CK is approached by a Rumanian transvestite called Hooraya. They discuss Cioran and monsieur Derrida. Hooraya is the first person Citizen Kohen has ever met who could explain to him what the "Derridean" was all about. They drive around the Castro area in Horea's beat-up station wagon.
"Do you find me icy? In Connecticut, where I went to High School, you can't buy alcohol in a bar after 8pm. San Francisco is the city of pod people. I don't think anyone's unilaterally weak or strong. Have you read Blue of Noon?"
Next day on tv the Pope apologises to the Jews. Fuck the Pope. Fuck the Jews. Citizen Kohen has had it with San Francisco. Dot com city. He's had it with the United States. A boring place to be unless you're buying something.
He checks out of the Hotel Bijou. Tells the front desk man that he looks like Tom Waits, makes the kid's day, saves himself from having to leave a tip.

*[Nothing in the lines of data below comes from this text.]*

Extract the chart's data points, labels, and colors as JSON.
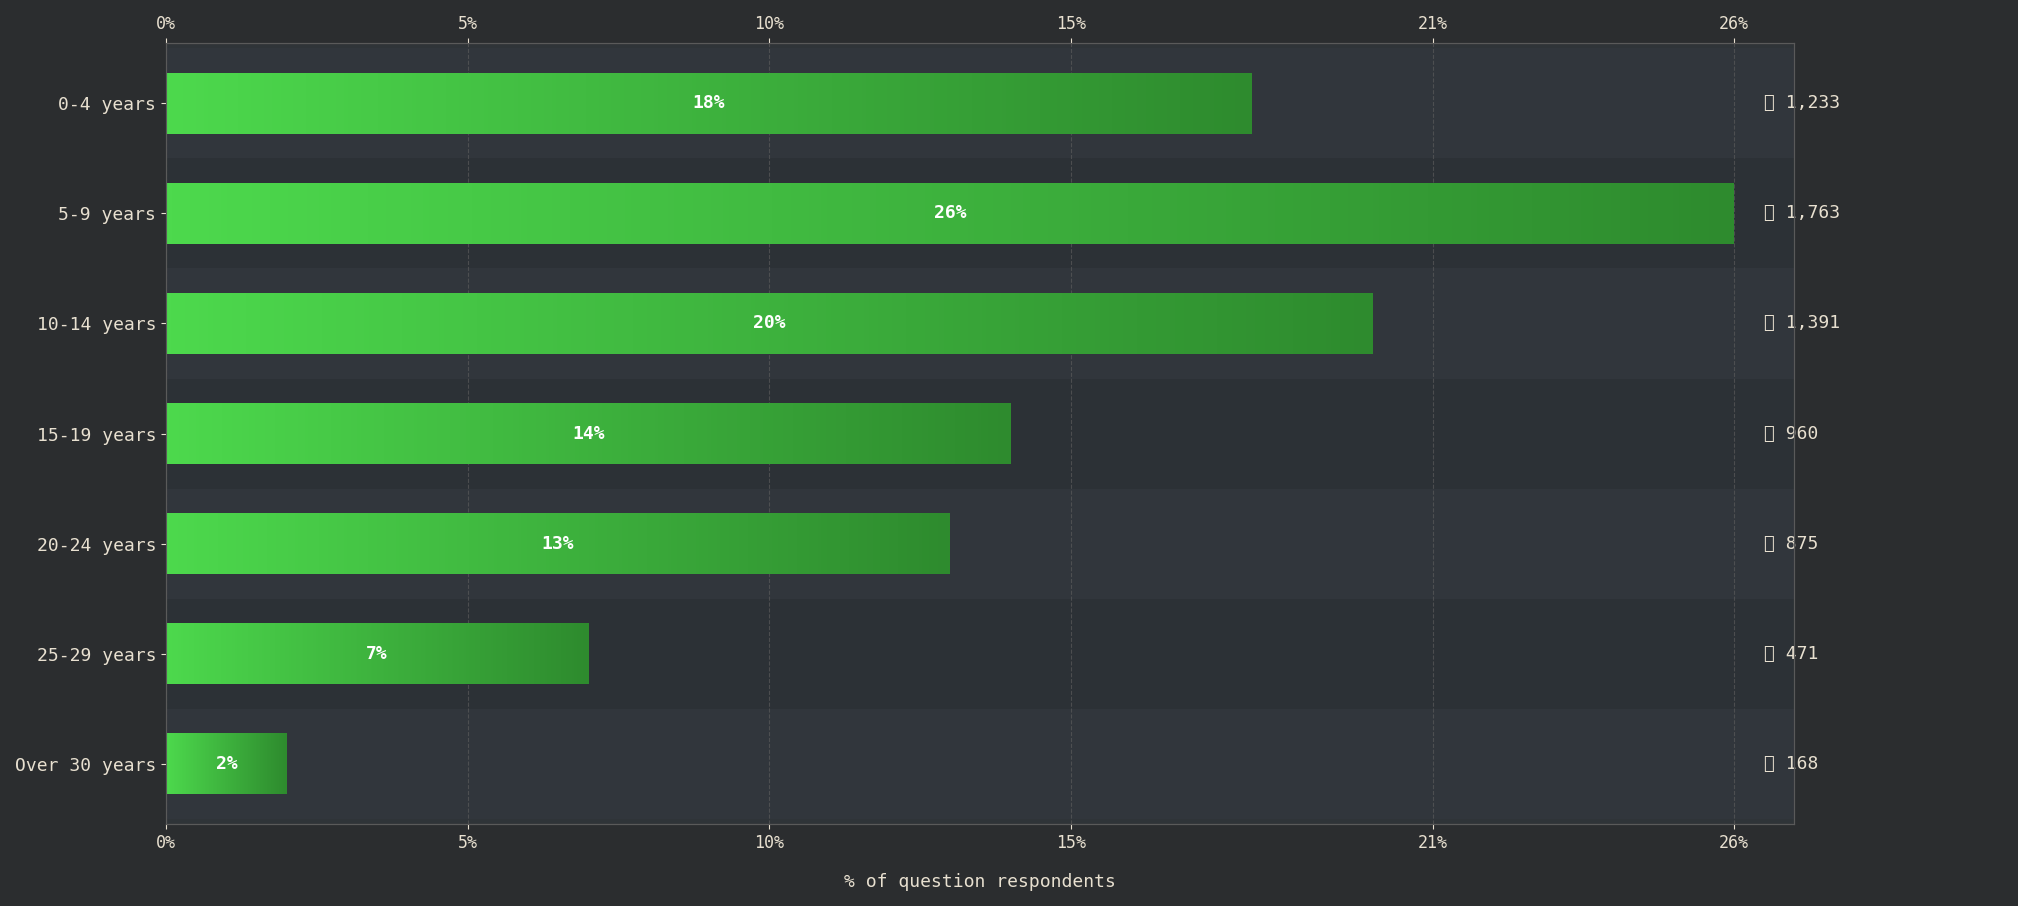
{
  "categories": [
    "0-4 years",
    "5-9 years",
    "10-14 years",
    "15-19 years",
    "20-24 years",
    "25-29 years",
    "Over 30 years"
  ],
  "values": [
    18,
    26,
    20,
    14,
    13,
    7,
    2
  ],
  "counts": [
    "1,233",
    "1,763",
    "1,391",
    "960",
    "875",
    "471",
    "168"
  ],
  "bar_color_left": "#4dd94d",
  "bar_color_right": "#2e8b2e",
  "background_color": "#2b2d2f",
  "plot_bg_color": "#2f3438",
  "text_color": "#e8e0d0",
  "grid_color": "#5a5a5a",
  "xlabel": "% of question respondents",
  "xlim": [
    0,
    27
  ],
  "xticks": [
    0,
    5,
    10,
    15,
    21,
    26
  ],
  "xtick_labels": [
    "0%",
    "5%",
    "10%",
    "15%",
    "21%",
    "26%"
  ],
  "bar_height": 0.55,
  "title_fontsize": 14,
  "label_fontsize": 13,
  "tick_fontsize": 12,
  "count_fontsize": 13
}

Back in Cape Town first thing he does is phone Rebecca. Her mother answers the phone.
"Is that Rebecca?"
"No, it's her mother."
"May I speak to Rebecca?"
She doesn't cover the mouthpiece of the handset, probably deliberately. He hears her yelling "…Citizen Kohen on the line for you"
Hears his Yzerfontein Angel's voice from the distance: "…tell him I'm at the beach…"
"Hello? Citizen Kohen she's gone to the beach. Can I take your number down? Get her to call you back?"
"No. It's ok. I'll call back some other time."
Devastated. Citizen Kohen takes a walk down to the rocks at Bantry Bay. Everything happens so fast after 35. Life spirals faster and faster unto death.
Citizen Kohen lets out a ferocious stinky fart. Inhales. Satisfying.